Rainfall from Thanksgiving through the weekend was the lowest since 2013, and snowfall was the lowest in more than 20 years, boosting foot traffic to malls and restaurants, according to weather analytics firm Planalytics.
Cold, dry conditions in the populous northeast bolstered the holiday shopping spirit, because it "drives more people to apparel" as they bundle up, according to Planalytics president Scott Bernhardt.
Nationally, it was the warmest Black Friday weekend since 2001.
Despite the favorable conditions, foot traffic to stores nationwide for the Thanksgiving Day through Saturday fell 3.1 percent from a year ago, according to store visitation tracker RetailNext Inc.

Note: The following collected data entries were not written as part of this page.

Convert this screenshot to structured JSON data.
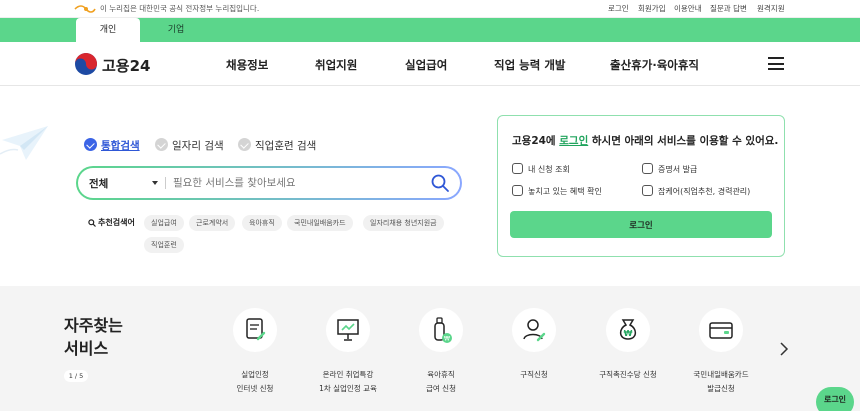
{
  "govbar": {
    "notice": "이 누리집은 대한민국 공식 전자정부 누리집입니다.",
    "links": [
      "로그인",
      "회원가입",
      "이용안내",
      "질문과 답변",
      "원격지원"
    ]
  },
  "tabs": {
    "personal": "개인",
    "company": "기업"
  },
  "header": {
    "brand": "고용24",
    "nav": [
      "채용정보",
      "취업지원",
      "실업급여",
      "직업 능력 개발",
      "출산휴가·육아휴직"
    ]
  },
  "search": {
    "scopes": [
      "통합검색",
      "일자리 검색",
      "직업훈련 검색"
    ],
    "category": "전체",
    "placeholder": "필요한 서비스를 찾아보세요",
    "recommend_title": "추천검색어",
    "keywords": [
      "실업급여",
      "근로계약서",
      "육아휴직",
      "국민내일배움카드",
      "일자리채용 청년지원금",
      "직업훈련"
    ]
  },
  "login_card": {
    "title_pre": "고용24에 ",
    "title_hl": "로그인",
    "title_post": " 하시면 아래의 서비스를 이용할 수 있어요.",
    "services": [
      "내 신청 조회",
      "증명서 발급",
      "놓치고 있는 혜택 확인",
      "잡케어(직업추천, 경력관리)"
    ],
    "button": "로그인"
  },
  "frequent": {
    "title_line1": "자주찾는",
    "title_line2": "서비스",
    "pager": "1 / 5",
    "items": [
      {
        "line1": "실업인정",
        "line2": "인터넷 신청",
        "icon": "document-edit-icon"
      },
      {
        "line1": "온라인 취업특강",
        "line2": "1차 실업인정 교육",
        "icon": "presentation-board-icon"
      },
      {
        "line1": "육아휴직",
        "line2": "급여 신청",
        "icon": "baby-bottle-icon"
      },
      {
        "line1": "구직신청",
        "line2": "",
        "icon": "person-edit-icon"
      },
      {
        "line1": "구직촉진수당 신청",
        "line2": "",
        "icon": "money-bag-icon"
      },
      {
        "line1": "국민내일배움카드",
        "line2": "발급신청",
        "icon": "card-icon"
      }
    ],
    "float_login": "로그인"
  },
  "colors": {
    "accent_green": "#5bd68b",
    "accent_blue": "#3b64e6"
  }
}
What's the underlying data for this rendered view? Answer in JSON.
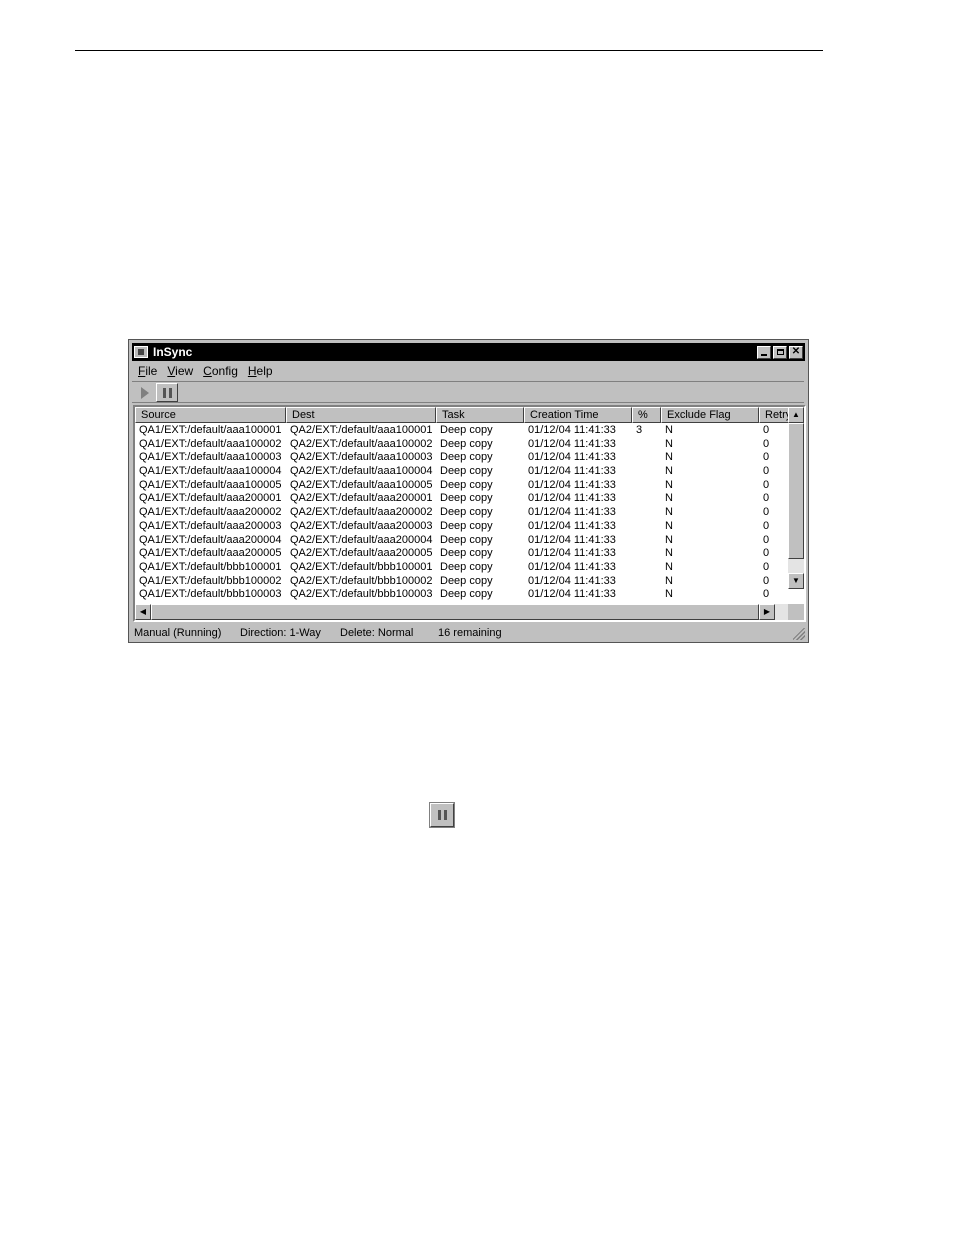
{
  "window": {
    "title": "InSync",
    "controls": {
      "minimize": "minimize",
      "maximize": "maximize",
      "close": "✕"
    }
  },
  "menu": [
    {
      "first": "F",
      "rest": "ile"
    },
    {
      "first": "V",
      "rest": "iew"
    },
    {
      "first": "C",
      "rest": "onfig"
    },
    {
      "first": "H",
      "rest": "elp"
    }
  ],
  "toolbar": {
    "play_icon": "play-icon",
    "pause_icon": "pause-icon"
  },
  "columns": [
    "Source",
    "Dest",
    "Task",
    "Creation Time",
    "%",
    "Exclude Flag",
    "Retry"
  ],
  "rows": [
    [
      "QA1/EXT:/default/aaa100001",
      "QA2/EXT:/default/aaa100001",
      "Deep copy",
      "01/12/04 11:41:33",
      "3",
      "N",
      "0"
    ],
    [
      "QA1/EXT:/default/aaa100002",
      "QA2/EXT:/default/aaa100002",
      "Deep copy",
      "01/12/04 11:41:33",
      "",
      "N",
      "0"
    ],
    [
      "QA1/EXT:/default/aaa100003",
      "QA2/EXT:/default/aaa100003",
      "Deep copy",
      "01/12/04 11:41:33",
      "",
      "N",
      "0"
    ],
    [
      "QA1/EXT:/default/aaa100004",
      "QA2/EXT:/default/aaa100004",
      "Deep copy",
      "01/12/04 11:41:33",
      "",
      "N",
      "0"
    ],
    [
      "QA1/EXT:/default/aaa100005",
      "QA2/EXT:/default/aaa100005",
      "Deep copy",
      "01/12/04 11:41:33",
      "",
      "N",
      "0"
    ],
    [
      "QA1/EXT:/default/aaa200001",
      "QA2/EXT:/default/aaa200001",
      "Deep copy",
      "01/12/04 11:41:33",
      "",
      "N",
      "0"
    ],
    [
      "QA1/EXT:/default/aaa200002",
      "QA2/EXT:/default/aaa200002",
      "Deep copy",
      "01/12/04 11:41:33",
      "",
      "N",
      "0"
    ],
    [
      "QA1/EXT:/default/aaa200003",
      "QA2/EXT:/default/aaa200003",
      "Deep copy",
      "01/12/04 11:41:33",
      "",
      "N",
      "0"
    ],
    [
      "QA1/EXT:/default/aaa200004",
      "QA2/EXT:/default/aaa200004",
      "Deep copy",
      "01/12/04 11:41:33",
      "",
      "N",
      "0"
    ],
    [
      "QA1/EXT:/default/aaa200005",
      "QA2/EXT:/default/aaa200005",
      "Deep copy",
      "01/12/04 11:41:33",
      "",
      "N",
      "0"
    ],
    [
      "QA1/EXT:/default/bbb100001",
      "QA2/EXT:/default/bbb100001",
      "Deep copy",
      "01/12/04 11:41:33",
      "",
      "N",
      "0"
    ],
    [
      "QA1/EXT:/default/bbb100002",
      "QA2/EXT:/default/bbb100002",
      "Deep copy",
      "01/12/04 11:41:33",
      "",
      "N",
      "0"
    ],
    [
      "QA1/EXT:/default/bbb100003",
      "QA2/EXT:/default/bbb100003",
      "Deep copy",
      "01/12/04 11:41:33",
      "",
      "N",
      "0"
    ]
  ],
  "status": {
    "mode": "Manual (Running)",
    "direction": "Direction: 1-Way",
    "delete": "Delete: Normal",
    "remaining": "16 remaining"
  },
  "inline_icon": "pause-icon"
}
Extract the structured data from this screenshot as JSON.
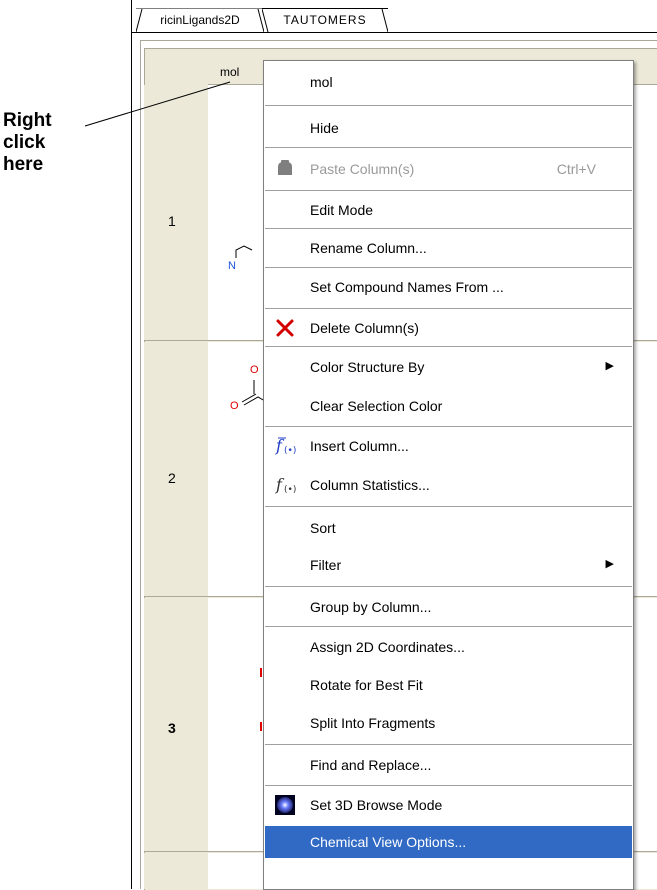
{
  "callout": {
    "line1": "Right",
    "line2": "click",
    "line3": "here"
  },
  "tabs": [
    {
      "label": "ricinLigands2D"
    },
    {
      "label": "TAUTOMERS"
    }
  ],
  "grid": {
    "column_header": "mol",
    "rows": [
      {
        "index": "1"
      },
      {
        "index": "2"
      },
      {
        "index": "3"
      }
    ],
    "atoms": {
      "n": "N",
      "o": "O"
    }
  },
  "context_menu": {
    "items": [
      {
        "label": "mol"
      },
      {
        "label": "Hide"
      },
      {
        "label": "Paste Column(s)",
        "shortcut": "Ctrl+V",
        "disabled": true
      },
      {
        "label": "Edit Mode"
      },
      {
        "label": "Rename Column..."
      },
      {
        "label": "Set Compound Names From ..."
      },
      {
        "label": "Delete Column(s)",
        "icon": "delete-x-icon"
      },
      {
        "label": "Color Structure By",
        "submenu": true
      },
      {
        "label": "Clear Selection Color"
      },
      {
        "label": "Insert Column...",
        "icon": "function-icon"
      },
      {
        "label": "Column Statistics...",
        "icon": "function-icon"
      },
      {
        "label": "Sort"
      },
      {
        "label": "Filter",
        "submenu": true
      },
      {
        "label": "Group by Column..."
      },
      {
        "label": "Assign 2D Coordinates..."
      },
      {
        "label": "Rotate for Best Fit"
      },
      {
        "label": "Split Into Fragments"
      },
      {
        "label": "Find and Replace..."
      },
      {
        "label": "Set 3D Browse Mode",
        "icon": "3d-sphere-icon"
      },
      {
        "label": "Chemical View Options...",
        "selected": true
      }
    ],
    "submenu_arrow": "▶",
    "selected_color": "#316ac5"
  }
}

It partly blamed the creep of sales events into the first week of November for the decline, though foot traffic has fallen four years in a row.
Daniel Ives, head of technology research for GBH Insights, said Amazon was posting stronger-than-expected sales, and at this pace, it could beat fourth-quarter sales estimates by 5 percent.
Jon Abt, co-president of Glenview, Illinois-based Abt Electronics, said sales from Friday through Sunday were up about 14 percent from a year ago, driven by higher-priced TVs from LG and Sony, video game consoles such as Sony's PS4 and Microsoft's Xbox One S and smart speakers from Amazon, Google and Sonos.
A few management decisions have kept the 81-year-old single-location retailer thriving: Abt shuns doorbuster specials with limited-supply items that can run out and disappoint shoppers. It also has resisted the creep of sales starting earlier and earlier (the store is closed Thanksgiving Day).
And Abt said the store has more than 100 terminals to let people price-shop as much as they like, which the store will match.
"We invite people to use the internet if they want to," Abt said. "If they're not going to do it in here, they're doing it at home."